There is a need to develop new, environmentally friendly routes to fuels and chemical feedstocks from renewable sources. With this award, the Chemistry of Life Processes Program in the Chemistry Division is funding Dr. Neil Marsh from the University of Michigan Ann Arbor to examine how a newly-discovered class of enzymes remove carbon dioxide from unreactive starting materials to make them more chemically reactive and likely to form value-added commodity chemicals. Understanding the basic mechanisms of reaction for these enzymes will allow the development of highly efficient "green" catalysts to potentially replace energy-intensive industrial processes. Such biocompatible, biodegradable and non-toxic catalysts dovetail with efforts to replace fossil hydrocarbons for the production of commodity chemicals that are cost-effective, low-energy and sustainable. In synergy with the scientific goals, the project advances the education, training and professional development of undergraduate and graduate students, and postdoctoral scientists (including those from underrepresented minority groups) in the interdisciplinary area of chemical biology.

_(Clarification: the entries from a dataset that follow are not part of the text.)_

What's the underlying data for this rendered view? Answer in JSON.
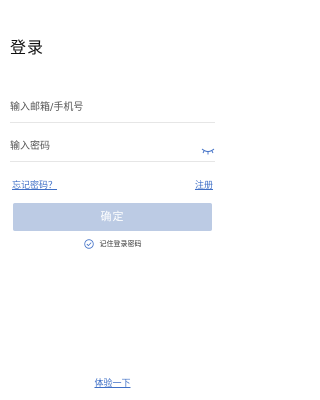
{
  "page": {
    "title": "登录"
  },
  "form": {
    "account_placeholder": "输入邮箱/手机号",
    "account_value": "",
    "password_placeholder": "输入密码",
    "password_value": "",
    "password_toggle_icon": "eye-closed-icon"
  },
  "links": {
    "forgot_password": "忘记密码？",
    "register": "注册"
  },
  "actions": {
    "confirm_label": "确定"
  },
  "remember": {
    "label": "记住登录密码",
    "checked": true,
    "icon": "check-circle-icon"
  },
  "footer": {
    "trial_label": "体验一下"
  },
  "colors": {
    "accent": "#3f6fc6",
    "button_disabled": "#bccbe4",
    "divider": "#e6e6e6"
  }
}
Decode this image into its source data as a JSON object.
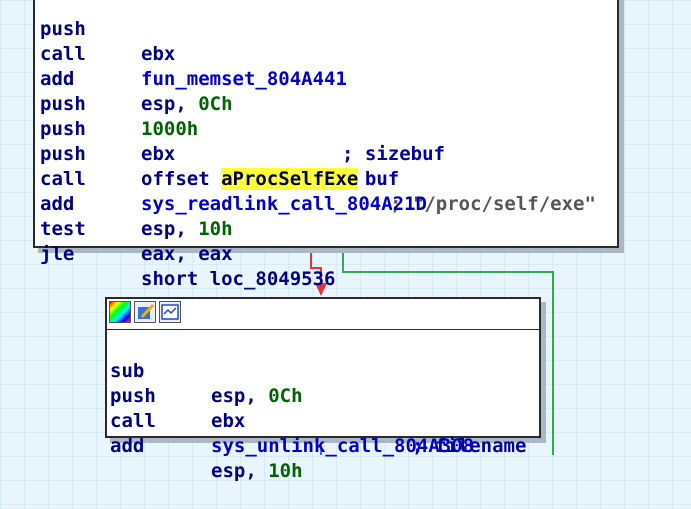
{
  "top_block": {
    "lines": [
      {
        "mnemonic": "push",
        "operand": "ebx",
        "comment": ""
      },
      {
        "mnemonic": "call",
        "operand": "fun_memset_804A441",
        "comment": ""
      },
      {
        "mnemonic": "add",
        "operand_reg": "esp, ",
        "operand_imm": "0Ch",
        "comment": ""
      },
      {
        "mnemonic": "push",
        "operand_imm": "1000h",
        "comment": "; sizebuf"
      },
      {
        "mnemonic": "push",
        "operand": "ebx",
        "comment": "; buf"
      },
      {
        "mnemonic": "push",
        "operand_prefix": "offset ",
        "operand_hl": "aProcSelfExe",
        "comment": "; \"/proc/self/exe\""
      },
      {
        "mnemonic": "call",
        "operand": "sys_readlink_call_804A21D",
        "comment": ""
      },
      {
        "mnemonic": "add",
        "operand_reg": "esp, ",
        "operand_imm": "10h",
        "comment": ""
      },
      {
        "mnemonic": "test",
        "operand_black": "eax, eax",
        "comment": ""
      },
      {
        "mnemonic": "jle",
        "operand_black": "short loc_8049536",
        "comment": ""
      }
    ]
  },
  "bottom_block": {
    "toolbar": [
      {
        "name": "node-color-icon"
      },
      {
        "name": "rename-node-icon"
      },
      {
        "name": "graph-overview-icon"
      }
    ],
    "lines": [
      {
        "mnemonic": "sub",
        "operand_reg": "esp, ",
        "operand_imm": "0Ch",
        "comment": ""
      },
      {
        "mnemonic": "push",
        "operand": "ebx",
        "comment": "; filename"
      },
      {
        "mnemonic": "call",
        "operand": "sys_unlink_call_804A308",
        "comment": ""
      },
      {
        "mnemonic": "add",
        "operand_reg": "esp, ",
        "operand_imm": "10h",
        "comment": ""
      }
    ]
  },
  "colors": {
    "background": "#e9f5fd",
    "edge_false": "#e8322e",
    "edge_true": "#33a852",
    "edge_normal": "#3b6fd8",
    "highlight": "#ffff3a"
  }
}
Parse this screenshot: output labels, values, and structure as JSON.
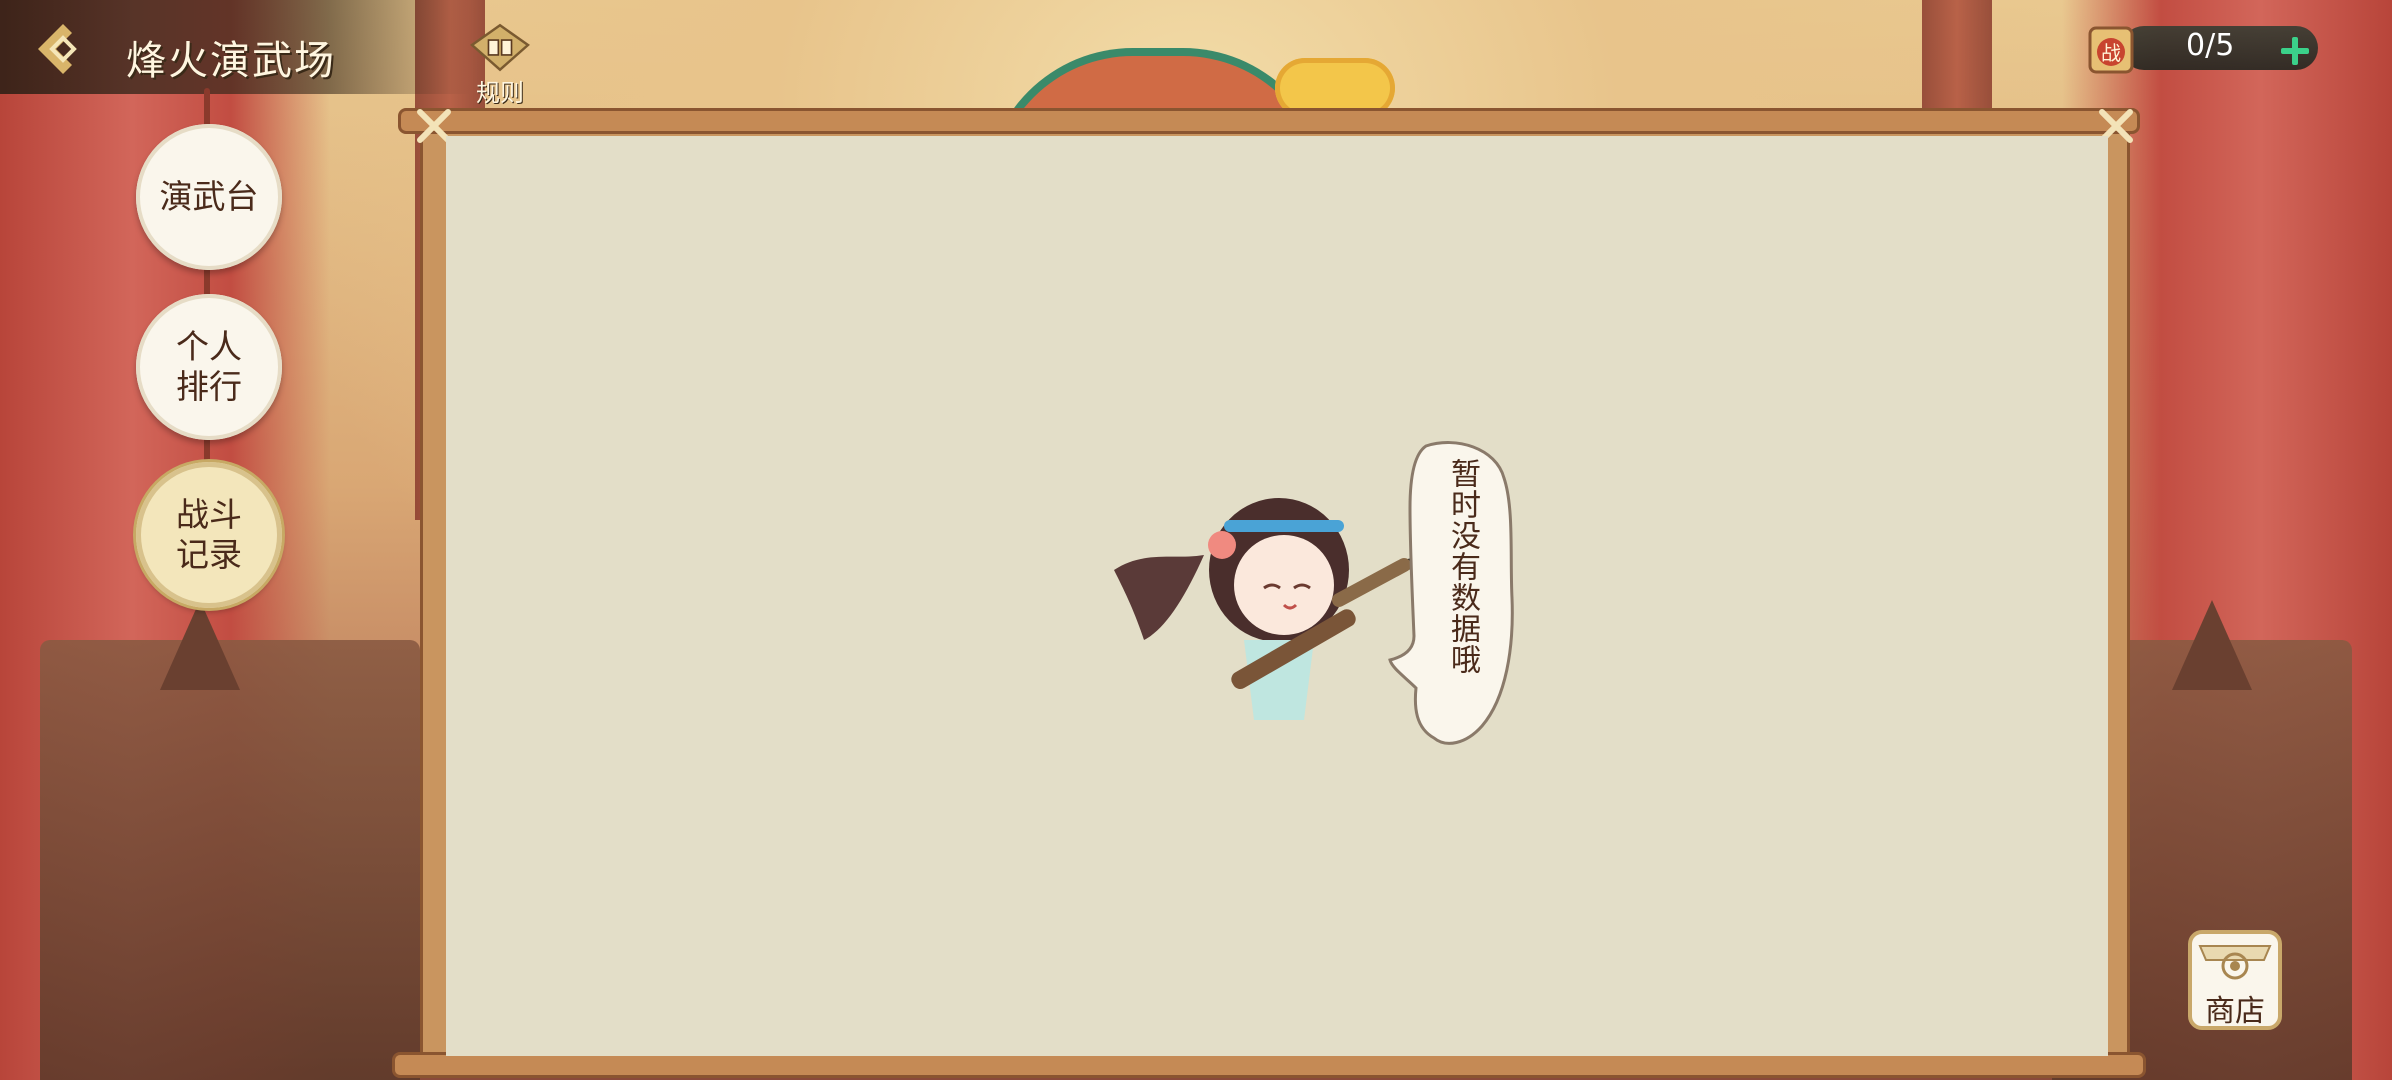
{
  "header": {
    "title": "烽火演武场",
    "rules_label": "规则"
  },
  "resource": {
    "icon_char": "战",
    "count": "0/5"
  },
  "nav": {
    "items": [
      {
        "label_line1": "演武台",
        "label_line2": ""
      },
      {
        "label_line1": "个人",
        "label_line2": "排行"
      },
      {
        "label_line1": "战斗",
        "label_line2": "记录"
      }
    ],
    "active_index": 2
  },
  "empty_state": {
    "message": "暂时没有数据哦"
  },
  "shop": {
    "label": "商店"
  },
  "colors": {
    "accent_green": "#3bd18a",
    "panel_paper": "#e3dec8",
    "text_brown": "#4a2a1a"
  }
}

The project will elucidate the mechanisms of three prenylated-flavin (prFMN) decarboxylases that appear to use the same cofactor to catalyze decarboxylation reactions through three distinct mechanisms. These enzymes are: ferulic acid decarboxylase in which prFMN is hypothesized to react by a dipolar cycloaddition mechanism; 4-hydroxybenzoate decarboxylase in which prFMN may react by an electrophilic mechanism; and phenazine-1-carboxylate decarboxylase for which evidence suggests prFMN may react by a radical mechanism. The experimental approaches include steady state and pre-steady state kinetic analyses combined with isotopically-labelled substrates. These studies determine the rates of formation and breakdown of enzyme intermediates. The researches also identify unstable covalent intermediates formed between substrates and prFMN using novel mass spectrometry methods that allow for the analysis of proteins in their native state. Finally, the researchers will probe the reaction pathways with substrate analogs that may function as mechanism-based inhibitors.
This award reflects NSF's statutory mission and has been deemed worthy of support through evaluation using the Foundation's intellectual merit and broader impacts review criteria.